A olhar para o lado errado

por Filipe Vasconcelos Romão, comentador Antena 1 de Assuntos Internacionais
Por muito poucas que sejam as simpatias suscitadas por Trump, devemos reconhecer que esta é uma vitória, no essencial, sua Roman Pilipey - EPA

A partir do estrangeiro, tende a olhar-se para os Estados Unidos à luz da sua política externa, sem que haja uma noção exacta de que, como em qualquer outro país, o debate político gira sobretudo em torno de questões internas. Ao contrário do que ocorreu aquando da reeleição de George W. Bush (2004), Donald Trump, à semelhança de Barack Obama, foi eleito por corporizar discursos anti-sistema centrados, essencialmente, em problemas nacionais. Não por acaso, ambos derrotam Hillary Clinton (Obama nas primárias democratas de 2008 e Trump na eleição presidencial de 2016), entendida pela generalidade do eleitorado como alguém que corporiza o tão desprezado “sistema”.

Por muito poucas que sejam as simpatias suscitadas por Trump, devemos reconhecer que esta é uma vitória, no essencial, sua e que dificilmente seria alcançada (desta forma e nestes estados) por outro candidato republicano. O seu discurso inflamado e arrogante que acompanhou toda a campanha, sabe-se agora (e só agora), foi fundamental para arregimentar e fixar um eleitorado desprezado pela campanha adversária e por boa parte dos comentários e análises relacionadas com estas eleições.
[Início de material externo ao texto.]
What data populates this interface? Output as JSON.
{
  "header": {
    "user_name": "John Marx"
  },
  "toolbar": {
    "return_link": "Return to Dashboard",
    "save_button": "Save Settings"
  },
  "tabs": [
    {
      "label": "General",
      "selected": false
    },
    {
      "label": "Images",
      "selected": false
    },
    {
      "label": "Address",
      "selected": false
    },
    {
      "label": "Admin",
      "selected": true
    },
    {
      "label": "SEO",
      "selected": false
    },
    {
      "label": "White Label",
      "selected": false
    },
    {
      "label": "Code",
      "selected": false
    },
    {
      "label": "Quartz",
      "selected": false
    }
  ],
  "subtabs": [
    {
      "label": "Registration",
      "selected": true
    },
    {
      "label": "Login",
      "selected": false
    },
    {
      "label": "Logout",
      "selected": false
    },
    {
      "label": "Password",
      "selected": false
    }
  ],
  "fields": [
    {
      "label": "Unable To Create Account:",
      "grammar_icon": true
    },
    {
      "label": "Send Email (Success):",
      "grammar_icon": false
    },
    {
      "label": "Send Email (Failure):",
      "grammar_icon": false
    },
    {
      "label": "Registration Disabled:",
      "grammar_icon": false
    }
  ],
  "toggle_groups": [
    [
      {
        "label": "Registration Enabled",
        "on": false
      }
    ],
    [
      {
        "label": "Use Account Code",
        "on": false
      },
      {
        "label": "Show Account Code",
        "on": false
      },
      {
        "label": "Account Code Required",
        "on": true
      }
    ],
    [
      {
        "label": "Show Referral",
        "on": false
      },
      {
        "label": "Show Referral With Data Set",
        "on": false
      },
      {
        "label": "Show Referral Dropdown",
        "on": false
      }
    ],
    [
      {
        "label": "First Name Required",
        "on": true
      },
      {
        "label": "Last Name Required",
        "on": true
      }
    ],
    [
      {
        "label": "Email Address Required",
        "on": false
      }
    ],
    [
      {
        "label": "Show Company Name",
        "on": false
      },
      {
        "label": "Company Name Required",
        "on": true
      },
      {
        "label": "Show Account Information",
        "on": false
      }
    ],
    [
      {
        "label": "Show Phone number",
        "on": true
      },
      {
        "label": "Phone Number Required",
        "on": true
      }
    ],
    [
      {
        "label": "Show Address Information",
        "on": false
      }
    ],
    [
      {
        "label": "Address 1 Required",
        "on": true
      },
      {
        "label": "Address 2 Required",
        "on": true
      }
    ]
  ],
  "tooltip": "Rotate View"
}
Durante muitos anos, andámos a falar sobre as alterações demográficas que conduziriam a mudanças no comportamento eleitoral dos norte-americanos, partindo do princípio de que um aumento do peso das denominadas “minorias” latina e afro-americana permitiria superar a denominada “maioria” branca. Também supusemos que o seu voto liberal, conjugado com o voto dos liberais da “maioria” branca, levaria os democratas a autênticos “amanhãs que cantam” com décadas de poder. Porém, falhámos ao desvalorizar a possibilidade de mudança na direcção do voto e na participação, em função das alterações que os Estados Unidos enfrentam.

Depois das eleições, voltar a ver os três debates entre Clinton e Trump pode permitir a sua reinterpretação. Enquanto todos nos vangloriávamos pela vitória da mais do que previsível primeira mulher Presidente, Trump vangloriava-se por ter conseguido passar uma mensagem destinada a um público muito específico: o eleitor branco, descontente e sem qualquer esperança no “sistema”. O único que poderia garantir a sua eleição. Por cada analista indignado com os apartes desagradáveis, banais e vulgares de Trump, milhares de norte-americanos vibravam ao ponto de votar quando não pensavam fazê-lo.
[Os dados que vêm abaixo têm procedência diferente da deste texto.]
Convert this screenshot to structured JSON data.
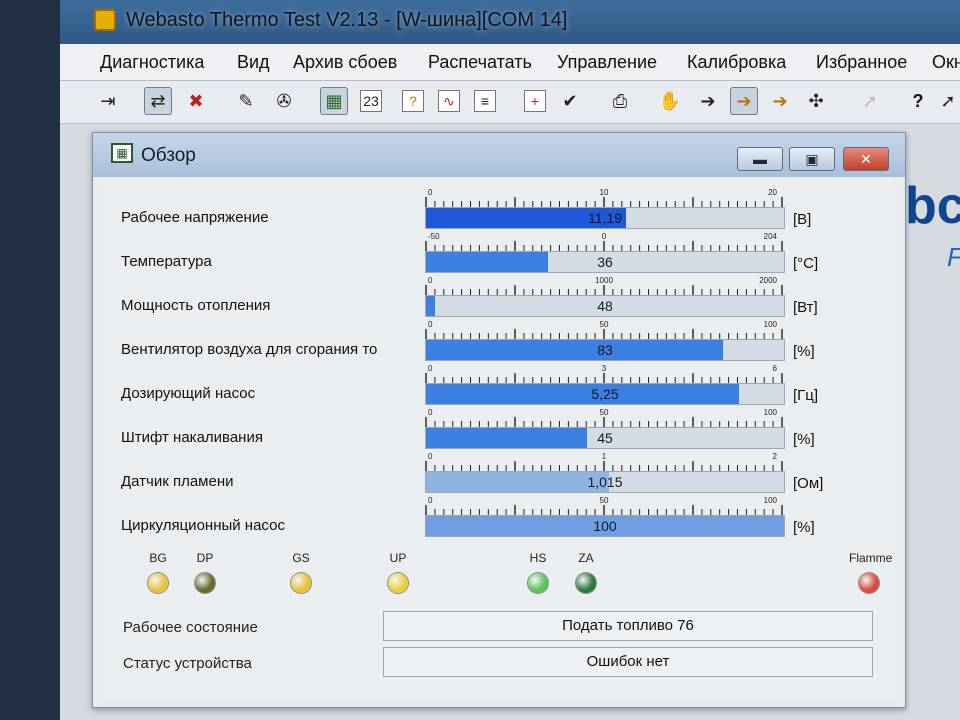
{
  "app": {
    "title": "Webasto Thermo Test V2.13 - [W-шина][COM 14]"
  },
  "menu": {
    "items": [
      "Диагностика",
      "Вид",
      "Архив сбоев",
      "Распечатать",
      "Управление",
      "Калибровка",
      "Избранное",
      "Окн"
    ]
  },
  "toolbar": {
    "icons": [
      "exit-icon",
      "refresh-icon",
      "stop-icon",
      "tool-icon",
      "paint-icon",
      "overview-icon",
      "table-icon",
      "help-box-icon",
      "chart-icon",
      "list-icon",
      "plus-icon",
      "check-icon",
      "print-icon",
      "hand-icon",
      "arrow-icon",
      "heater-on-icon",
      "heater-icon",
      "fan-icon",
      "disabled-icon",
      "question-icon",
      "pointer-icon"
    ]
  },
  "background": {
    "logo_fragment": "bc",
    "logo_fragment2": "F"
  },
  "window": {
    "title": "Обзор",
    "minimize_label": "▬",
    "maximize_label": "▣",
    "close_label": "✕"
  },
  "gauges": [
    {
      "label": "Рабочее напряжение",
      "value": "11,19",
      "unit": "[В]",
      "fraction": 0.56,
      "scale": [
        "0",
        "10",
        "20"
      ],
      "color": "#1e57d8"
    },
    {
      "label": "Температура",
      "value": "36",
      "unit": "[°C]",
      "fraction": 0.34,
      "scale": [
        "-50",
        "0",
        "204"
      ],
      "color": "#3b7fe0"
    },
    {
      "label": "Мощность отопления",
      "value": "48",
      "unit": "[Вт]",
      "fraction": 0.024,
      "scale": [
        "0",
        "1000",
        "2000"
      ],
      "color": "#3b7fe0"
    },
    {
      "label": "Вентилятор воздуха для сгорания то",
      "value": "83",
      "unit": "[%]",
      "fraction": 0.83,
      "scale": [
        "0",
        "50",
        "100"
      ],
      "color": "#3b7fe0"
    },
    {
      "label": "Дозирующий насос",
      "value": "5,25",
      "unit": "[Гц]",
      "fraction": 0.875,
      "scale": [
        "0",
        "3",
        "6"
      ],
      "color": "#3b7fe0"
    },
    {
      "label": "Штифт накаливания",
      "value": "45",
      "unit": "[%]",
      "fraction": 0.45,
      "scale": [
        "0",
        "50",
        "100"
      ],
      "color": "#3b7fe0"
    },
    {
      "label": "Датчик пламени",
      "value": "1,015",
      "unit": "[Ом]",
      "fraction": 0.51,
      "scale": [
        "0",
        "1",
        "2"
      ],
      "color": "#8fb4e4"
    },
    {
      "label": "Циркуляционный насос",
      "value": "100",
      "unit": "[%]",
      "fraction": 1.0,
      "scale": [
        "0",
        "50",
        "100"
      ],
      "color": "#6f9fe0"
    }
  ],
  "leds": [
    {
      "label": "BG",
      "color": "#e8c23a"
    },
    {
      "label": "DP",
      "color": "#6a6a2a"
    },
    {
      "label": "GS",
      "color": "#e8c23a"
    },
    {
      "label": "UP",
      "color": "#e8cf3a"
    },
    {
      "label": "HS",
      "color": "#5cc25c"
    },
    {
      "label": "ZA",
      "color": "#2a7a3a"
    },
    {
      "label": "Flamme",
      "color": "#d94a3a"
    }
  ],
  "status": {
    "operating_state_label": "Рабочее состояние",
    "operating_state_value": "Подать топливо 76",
    "device_status_label": "Статус устройства",
    "device_status_value": "Ошибок нет"
  }
}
Uma pergunta ficou no ar e tem sido repetidamente feita desde a eleição: Bernie Sanders poderia ter feito melhor do que Hillary Clinton, ao ser também ele um candidato anti-sistema? É difícil ter uma resposta cabal. Parece evidente que o seu discurso teria ido mais ao encontro do eleitorado tradicionalmente democrata de estados industrialmente mais deprimidos, como o Wisconsin ou o Michigan. Porém, não nos podemos esquecer de que Sanders se assume como um socialista e de que esta autodefinição dificulta muito a vida a um candidato presidencial nos Estados Unidos. Muito provavelmente, o “socialismo” assumido de Sanders teria sido amplamente utilizado pela campanha de Trump que, como se viu, tem um enorme potencial para arregimentar conservadores.